Whether new Mayor Sergey Sobyanin will change that is very much an open question, Silantyev says. On the one hand, he has expressed his support for building more religious facilities, but as the specialist says, the new man in charge could hardly do otherwise. But on the other, in the near future, the situation for Muslims with regard to facilities may get “still worse.”
That is because, Silantyev says, there is mounting public opposition to the construction of mosques, opposition that is fueled by anti-immigrant sentiments and that is encouraged by opposition in Western Europe and the United States to the construction of mosques any new mosques there.
And it is also because, he points out, the Muslim leadership lacks the funds to pay for the reconstruction of the major mosque on Prospekt Mira. Rebuilding that facility would cost as much as a half billion US dollars, and that is an amount that the Russian Muslim community cannot hope to raise on its own. As a result, reconstruction may in this case mean closure.
According to Silantyev, “the question of the construction of mosques can be resolved without scandals,” arguing that “it would be logical to construct a major mosque not alongside apartment buildings but for example next to the [capital’s] Muslim cemetery which is located in a convenient place.”
Such a location would be less offensive to others, Silantyev suggests, but he ignores the reality that this would treat Muslims very much as second class citizens because his own church leadership has called for the construction of Russian Orthodox churches within walking distance of every Orthodox Muscovite.

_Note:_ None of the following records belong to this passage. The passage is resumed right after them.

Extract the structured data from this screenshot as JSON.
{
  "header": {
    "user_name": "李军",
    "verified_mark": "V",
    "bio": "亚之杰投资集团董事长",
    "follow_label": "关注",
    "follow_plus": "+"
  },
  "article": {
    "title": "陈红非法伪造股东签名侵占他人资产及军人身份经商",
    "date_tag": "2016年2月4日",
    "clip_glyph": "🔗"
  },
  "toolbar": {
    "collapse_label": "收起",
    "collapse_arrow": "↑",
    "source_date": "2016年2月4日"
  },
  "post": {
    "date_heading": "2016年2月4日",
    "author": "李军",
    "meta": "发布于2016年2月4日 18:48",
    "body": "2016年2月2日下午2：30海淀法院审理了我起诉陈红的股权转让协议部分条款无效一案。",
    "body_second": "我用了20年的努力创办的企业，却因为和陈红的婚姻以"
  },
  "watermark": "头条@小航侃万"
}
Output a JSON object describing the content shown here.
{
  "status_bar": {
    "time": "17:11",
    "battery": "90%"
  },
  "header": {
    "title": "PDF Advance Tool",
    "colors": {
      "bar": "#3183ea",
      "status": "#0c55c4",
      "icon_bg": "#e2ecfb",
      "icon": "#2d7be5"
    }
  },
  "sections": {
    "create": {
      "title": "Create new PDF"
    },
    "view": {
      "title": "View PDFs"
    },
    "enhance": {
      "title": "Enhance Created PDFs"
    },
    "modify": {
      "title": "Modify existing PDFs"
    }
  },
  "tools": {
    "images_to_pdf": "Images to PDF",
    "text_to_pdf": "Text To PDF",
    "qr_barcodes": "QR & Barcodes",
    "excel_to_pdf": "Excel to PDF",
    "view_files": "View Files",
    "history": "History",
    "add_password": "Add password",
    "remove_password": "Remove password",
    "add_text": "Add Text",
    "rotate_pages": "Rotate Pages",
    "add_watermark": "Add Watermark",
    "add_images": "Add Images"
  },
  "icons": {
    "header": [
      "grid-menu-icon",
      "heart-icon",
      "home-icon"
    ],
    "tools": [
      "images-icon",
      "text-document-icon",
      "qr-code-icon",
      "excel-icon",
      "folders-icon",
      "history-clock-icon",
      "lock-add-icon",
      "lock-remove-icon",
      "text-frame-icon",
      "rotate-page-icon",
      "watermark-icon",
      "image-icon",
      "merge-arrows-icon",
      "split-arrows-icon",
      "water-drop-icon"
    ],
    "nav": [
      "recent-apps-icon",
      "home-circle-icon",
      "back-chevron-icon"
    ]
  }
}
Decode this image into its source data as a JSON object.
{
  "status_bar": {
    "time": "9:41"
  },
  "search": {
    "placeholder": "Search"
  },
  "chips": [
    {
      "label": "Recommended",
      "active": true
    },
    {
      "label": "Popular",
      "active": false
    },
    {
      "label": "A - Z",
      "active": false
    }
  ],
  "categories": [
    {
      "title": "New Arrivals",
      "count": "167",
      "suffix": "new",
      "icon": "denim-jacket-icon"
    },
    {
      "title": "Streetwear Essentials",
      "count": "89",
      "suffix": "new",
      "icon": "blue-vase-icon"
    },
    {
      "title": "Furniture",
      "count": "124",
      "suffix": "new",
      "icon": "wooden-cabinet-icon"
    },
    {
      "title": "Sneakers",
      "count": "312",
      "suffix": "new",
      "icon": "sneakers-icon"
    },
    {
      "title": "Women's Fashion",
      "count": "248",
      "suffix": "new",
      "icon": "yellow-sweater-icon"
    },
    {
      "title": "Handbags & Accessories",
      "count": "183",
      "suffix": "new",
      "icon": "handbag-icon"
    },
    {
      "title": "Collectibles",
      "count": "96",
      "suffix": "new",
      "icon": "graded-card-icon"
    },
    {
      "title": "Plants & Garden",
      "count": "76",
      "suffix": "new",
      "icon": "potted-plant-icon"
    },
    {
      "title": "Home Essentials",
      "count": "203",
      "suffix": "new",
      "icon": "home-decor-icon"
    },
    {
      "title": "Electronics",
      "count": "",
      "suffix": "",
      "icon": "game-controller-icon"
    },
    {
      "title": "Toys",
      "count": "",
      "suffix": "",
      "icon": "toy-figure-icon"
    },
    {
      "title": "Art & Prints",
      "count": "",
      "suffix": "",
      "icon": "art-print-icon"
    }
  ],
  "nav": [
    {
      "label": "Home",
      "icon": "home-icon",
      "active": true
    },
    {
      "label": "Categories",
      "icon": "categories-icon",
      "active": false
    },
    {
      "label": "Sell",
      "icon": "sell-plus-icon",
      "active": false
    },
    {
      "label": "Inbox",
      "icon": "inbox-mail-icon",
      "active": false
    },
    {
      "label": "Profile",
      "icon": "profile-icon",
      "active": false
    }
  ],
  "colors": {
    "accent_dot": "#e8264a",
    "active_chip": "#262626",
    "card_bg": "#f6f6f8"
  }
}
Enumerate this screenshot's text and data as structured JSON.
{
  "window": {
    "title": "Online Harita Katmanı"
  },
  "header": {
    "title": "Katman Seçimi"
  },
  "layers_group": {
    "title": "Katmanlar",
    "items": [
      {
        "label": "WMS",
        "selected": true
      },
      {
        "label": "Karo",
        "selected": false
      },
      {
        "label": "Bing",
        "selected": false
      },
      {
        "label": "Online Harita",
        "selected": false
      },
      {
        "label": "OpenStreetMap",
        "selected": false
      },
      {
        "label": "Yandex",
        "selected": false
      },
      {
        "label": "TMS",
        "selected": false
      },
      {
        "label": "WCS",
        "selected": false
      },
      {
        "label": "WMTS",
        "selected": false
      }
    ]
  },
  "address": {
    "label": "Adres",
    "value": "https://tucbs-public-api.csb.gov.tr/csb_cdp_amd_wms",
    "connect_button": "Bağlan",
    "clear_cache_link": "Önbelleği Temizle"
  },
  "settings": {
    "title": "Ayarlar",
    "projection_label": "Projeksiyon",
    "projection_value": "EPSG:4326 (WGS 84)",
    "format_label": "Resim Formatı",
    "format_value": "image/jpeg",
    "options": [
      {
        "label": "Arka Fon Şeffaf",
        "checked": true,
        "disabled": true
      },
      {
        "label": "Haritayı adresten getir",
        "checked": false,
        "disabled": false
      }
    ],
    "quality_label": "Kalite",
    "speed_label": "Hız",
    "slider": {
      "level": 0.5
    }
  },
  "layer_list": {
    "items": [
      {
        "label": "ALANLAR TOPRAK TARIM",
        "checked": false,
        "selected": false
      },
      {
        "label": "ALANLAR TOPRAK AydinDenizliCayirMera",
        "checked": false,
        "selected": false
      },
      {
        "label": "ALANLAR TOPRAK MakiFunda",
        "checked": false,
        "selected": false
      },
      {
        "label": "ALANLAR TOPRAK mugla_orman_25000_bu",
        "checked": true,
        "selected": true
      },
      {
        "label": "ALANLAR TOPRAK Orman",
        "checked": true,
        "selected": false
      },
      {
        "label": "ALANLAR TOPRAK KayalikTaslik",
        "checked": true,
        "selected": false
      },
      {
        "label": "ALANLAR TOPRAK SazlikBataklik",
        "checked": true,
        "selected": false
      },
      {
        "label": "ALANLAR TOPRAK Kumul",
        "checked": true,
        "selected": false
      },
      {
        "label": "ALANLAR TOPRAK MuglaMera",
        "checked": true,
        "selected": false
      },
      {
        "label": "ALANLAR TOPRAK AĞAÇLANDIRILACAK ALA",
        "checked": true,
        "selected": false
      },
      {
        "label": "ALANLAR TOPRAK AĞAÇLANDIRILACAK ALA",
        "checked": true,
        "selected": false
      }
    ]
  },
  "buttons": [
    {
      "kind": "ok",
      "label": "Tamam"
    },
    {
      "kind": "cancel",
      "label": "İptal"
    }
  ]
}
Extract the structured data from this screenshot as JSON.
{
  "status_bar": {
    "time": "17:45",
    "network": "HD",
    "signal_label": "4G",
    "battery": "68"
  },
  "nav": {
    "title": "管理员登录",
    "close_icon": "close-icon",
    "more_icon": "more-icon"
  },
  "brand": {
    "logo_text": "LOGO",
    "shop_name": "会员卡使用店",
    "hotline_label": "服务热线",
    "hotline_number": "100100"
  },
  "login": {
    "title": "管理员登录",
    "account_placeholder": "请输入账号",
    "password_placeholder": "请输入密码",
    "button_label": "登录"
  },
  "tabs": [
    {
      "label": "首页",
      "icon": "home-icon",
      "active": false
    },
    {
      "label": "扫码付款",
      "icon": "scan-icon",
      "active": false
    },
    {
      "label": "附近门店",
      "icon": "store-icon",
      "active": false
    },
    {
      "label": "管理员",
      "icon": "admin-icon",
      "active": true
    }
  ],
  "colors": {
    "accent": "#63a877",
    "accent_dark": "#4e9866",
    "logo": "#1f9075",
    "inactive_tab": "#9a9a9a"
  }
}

Silantyev’s interview is contained within a larger article by “Trud” journalist Dmitry Ivanov who not only describes the growing tensions between ethnic Russian residents of Tekstilshchiki who oppose building a mosque there and Muslim leaders who say any failure to do so will provoke an explosion of Muslim anger.
The Russian opponents of building a mosque there have launched a website, www.mecheti.net, and collected more than 6500 signatures on an appeal to Russian leaders not to allow a mosque to be put up where they could not erect a church and where its construction would deprive them of a public park.
Muslim supporters of a mosque in that Moscow neighborhood also have had held demonstrations and circulated a petition backing the idea, and they have expressed hope that the new Moscow mayor will back them not only as a matter of policy but because of his experience in Tyumen, where Muslim groups are now quite active.
But some Muslim leaders are skeptical that Sobyanin will support the construction of that mosque or any other. Geydar Dzhemal, the president of the Russian Islamic Committee, for example, says that he doesn’t think that the new mayor will agree to the construction of any new mosques.
What he does expect, Dzhemal told “Trud,” is that there will be “a growth in the activity of nationalist organizations” and an increase in “inter-ethnic clashes and in the general tension of society,” something he suggested will contribute to “a process of destabilization [of the Russian capital] from below.”